11 septembre 2023 dans ma ville de banlieue où j’étais en transit, échappée de mes bois, enfoncée dans une crise existentielle, tarée et connectée comme jamais ou comme toujours. D’un 11 septembre à un autre, les immenses vagues bipolaires des intensités et des apaisements, toutes formidables.

Au bureau, à l’observatoire du Petit Marais

Pluie et éclaircie
tous les trois sous l’abri de bois
Les garçons armés de jumelles
A. identifie les noms et les chants d’oiseaux
Tuit Tuit Tuit Tuit
la sitelle torchepot
K. sur son carnet à croquis
dessine un grèbe huppé
Moi j’envoie
mes neutrinos
aigrettes et hérons
via des codes en Python
dans le flan de montagnes argentines

Son : Dinah Washington, September In The Rain, in September In The Rain, 1961

Une grande aigrette et un héron cendré à l’Observatoire du Petit Marais, septembre 2024

Au bureau, dans le domaine du château de Sissi

16/08/24. Tout est désuet et charmant, loin d’un Hilton, mais ce n’était justement pas le but. Quand je demande du lait d’avoine pour mon café au bar, la serveuse se demande si je suis sérieuse. Ma Normandie – le pays de Caux, que je partage avec Arsène Lupin, je ne l’ai pas trouvé changée, c’est heureux, sauf peut-être ces longues rangées d’éoliennes offshore floues à l’horizon. Il faudrait les rajouter sur les tableaux de Monet. Les falaises qui continuent leur érosion et l’herbe fouettée, toujours, par le vent, surfé par les goélands, le fond frais de l’air, et ces maisons, de brique et de silex, à géométriques colombages. Nous dégustons des homards et des andouilles sur la plage, j’édite des chapitres et P. programme des analyses, sur un grand drap, nos jambes torturées par les galets. Dans le domaine de Sissi, les arbres bicentenaires bruissent et scintillent, nous sommes seuls comme si nous étions un temps les propriétaires. Dans la nuit, sur la terrasse, pendant que les serveurs débarrassent et préparent les tables du restaurant gastronomique, je relis une énième fois le premier article de la collaboration G., je lis les dossiers des autres, je travaille pour les autres, je travaille pour moi-même. Je dis environ mille fois pendant les deux jours, dans un dégoûtant accès d’auto-satisfaction : « On a tellement bien fait d’aller aux US. Ça nous a fait un bien fou. On s’est réinstallés sans aucun accroc. Tout va bien. On est vraiment doués dans la vie, quand même. »

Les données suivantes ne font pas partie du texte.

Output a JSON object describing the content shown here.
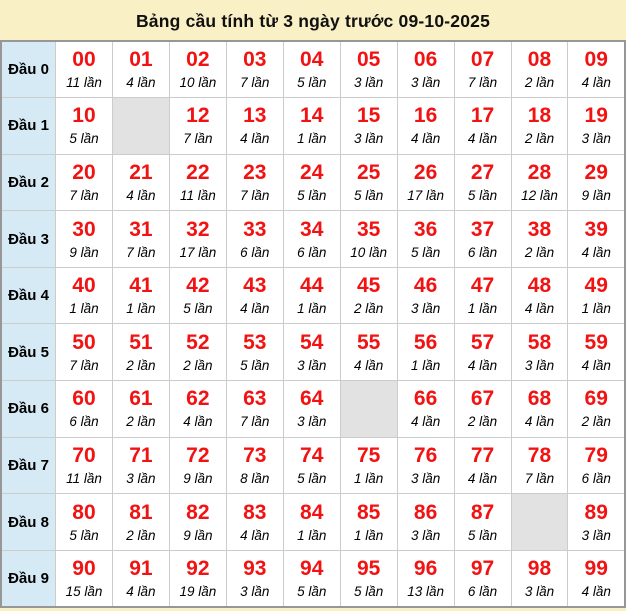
{
  "title": "Bảng cầu tính từ 3 ngày trước 09-10-2025",
  "colors": {
    "page_bg": "#faf0c6",
    "cell_bg": "#ffffff",
    "row_label_bg": "#d6eaf5",
    "empty_cell_bg": "#e2e2e2",
    "number_red": "#f31212",
    "inner_border": "#cccccc",
    "outer_border": "#979797"
  },
  "table": {
    "count_suffix": "lần",
    "rows": [
      {
        "label": "Đầu 0",
        "cells": [
          {
            "number": "00",
            "count": 11
          },
          {
            "number": "01",
            "count": 4
          },
          {
            "number": "02",
            "count": 10
          },
          {
            "number": "03",
            "count": 7
          },
          {
            "number": "04",
            "count": 5
          },
          {
            "number": "05",
            "count": 3
          },
          {
            "number": "06",
            "count": 3
          },
          {
            "number": "07",
            "count": 7
          },
          {
            "number": "08",
            "count": 2
          },
          {
            "number": "09",
            "count": 4
          }
        ]
      },
      {
        "label": "Đầu 1",
        "cells": [
          {
            "number": "10",
            "count": 5
          },
          {
            "empty": true
          },
          {
            "number": "12",
            "count": 7
          },
          {
            "number": "13",
            "count": 4
          },
          {
            "number": "14",
            "count": 1
          },
          {
            "number": "15",
            "count": 3
          },
          {
            "number": "16",
            "count": 4
          },
          {
            "number": "17",
            "count": 4
          },
          {
            "number": "18",
            "count": 2
          },
          {
            "number": "19",
            "count": 3
          }
        ]
      },
      {
        "label": "Đầu 2",
        "cells": [
          {
            "number": "20",
            "count": 7
          },
          {
            "number": "21",
            "count": 4
          },
          {
            "number": "22",
            "count": 11
          },
          {
            "number": "23",
            "count": 7
          },
          {
            "number": "24",
            "count": 5
          },
          {
            "number": "25",
            "count": 5
          },
          {
            "number": "26",
            "count": 17
          },
          {
            "number": "27",
            "count": 5
          },
          {
            "number": "28",
            "count": 12
          },
          {
            "number": "29",
            "count": 9
          }
        ]
      },
      {
        "label": "Đầu 3",
        "cells": [
          {
            "number": "30",
            "count": 9
          },
          {
            "number": "31",
            "count": 7
          },
          {
            "number": "32",
            "count": 17
          },
          {
            "number": "33",
            "count": 6
          },
          {
            "number": "34",
            "count": 6
          },
          {
            "number": "35",
            "count": 10
          },
          {
            "number": "36",
            "count": 5
          },
          {
            "number": "37",
            "count": 6
          },
          {
            "number": "38",
            "count": 2
          },
          {
            "number": "39",
            "count": 4
          }
        ]
      },
      {
        "label": "Đầu 4",
        "cells": [
          {
            "number": "40",
            "count": 1
          },
          {
            "number": "41",
            "count": 1
          },
          {
            "number": "42",
            "count": 5
          },
          {
            "number": "43",
            "count": 4
          },
          {
            "number": "44",
            "count": 1
          },
          {
            "number": "45",
            "count": 2
          },
          {
            "number": "46",
            "count": 3
          },
          {
            "number": "47",
            "count": 1
          },
          {
            "number": "48",
            "count": 4
          },
          {
            "number": "49",
            "count": 1
          }
        ]
      },
      {
        "label": "Đầu 5",
        "cells": [
          {
            "number": "50",
            "count": 7
          },
          {
            "number": "51",
            "count": 2
          },
          {
            "number": "52",
            "count": 2
          },
          {
            "number": "53",
            "count": 5
          },
          {
            "number": "54",
            "count": 3
          },
          {
            "number": "55",
            "count": 4
          },
          {
            "number": "56",
            "count": 1
          },
          {
            "number": "57",
            "count": 4
          },
          {
            "number": "58",
            "count": 3
          },
          {
            "number": "59",
            "count": 4
          }
        ]
      },
      {
        "label": "Đầu 6",
        "cells": [
          {
            "number": "60",
            "count": 6
          },
          {
            "number": "61",
            "count": 2
          },
          {
            "number": "62",
            "count": 4
          },
          {
            "number": "63",
            "count": 7
          },
          {
            "number": "64",
            "count": 3
          },
          {
            "empty": true
          },
          {
            "number": "66",
            "count": 4
          },
          {
            "number": "67",
            "count": 2
          },
          {
            "number": "68",
            "count": 4
          },
          {
            "number": "69",
            "count": 2
          }
        ]
      },
      {
        "label": "Đầu 7",
        "cells": [
          {
            "number": "70",
            "count": 11
          },
          {
            "number": "71",
            "count": 3
          },
          {
            "number": "72",
            "count": 9
          },
          {
            "number": "73",
            "count": 8
          },
          {
            "number": "74",
            "count": 5
          },
          {
            "number": "75",
            "count": 1
          },
          {
            "number": "76",
            "count": 3
          },
          {
            "number": "77",
            "count": 4
          },
          {
            "number": "78",
            "count": 7
          },
          {
            "number": "79",
            "count": 6
          }
        ]
      },
      {
        "label": "Đầu 8",
        "cells": [
          {
            "number": "80",
            "count": 5
          },
          {
            "number": "81",
            "count": 2
          },
          {
            "number": "82",
            "count": 9
          },
          {
            "number": "83",
            "count": 4
          },
          {
            "number": "84",
            "count": 1
          },
          {
            "number": "85",
            "count": 1
          },
          {
            "number": "86",
            "count": 3
          },
          {
            "number": "87",
            "count": 5
          },
          {
            "empty": true
          },
          {
            "number": "89",
            "count": 3
          }
        ]
      },
      {
        "label": "Đầu 9",
        "cells": [
          {
            "number": "90",
            "count": 15
          },
          {
            "number": "91",
            "count": 4
          },
          {
            "number": "92",
            "count": 19
          },
          {
            "number": "93",
            "count": 3
          },
          {
            "number": "94",
            "count": 5
          },
          {
            "number": "95",
            "count": 5
          },
          {
            "number": "96",
            "count": 13
          },
          {
            "number": "97",
            "count": 6
          },
          {
            "number": "98",
            "count": 3
          },
          {
            "number": "99",
            "count": 4
          }
        ]
      }
    ]
  }
}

Son : Alexander Borodin, Prince Igor, Acte II, Les danses polovtsiennes, Royal London Philharmonic Orchestra, dir. Sir Thomas Beecham, 2005.

Château de Sissi, Sassetot-le-Mauconduit, août 2024

Au bureau, à l’ombre des tilleuls

Il fait beaucoup trop chaud et humide. À l’ombre des tilleuls et des marronniers, dans l’immense domaine de mes beaux-parents, pendant que les enfants hurlent leur joie dans la piscine, je corrige laborieusement les chapitres de mon livre. Un travail à la croisée d’un rapport de referee scientifique et d’une copie de prépa revenue barrée de rouge. Je fronce les sourcils devant les formulations journalistiques qui me débectent, lorsque mon éditeur ose transformer mon « Vivre peu mais beau, bref mais intense. » en « Vivre peu mais avec brio, brièvement mais intensément. »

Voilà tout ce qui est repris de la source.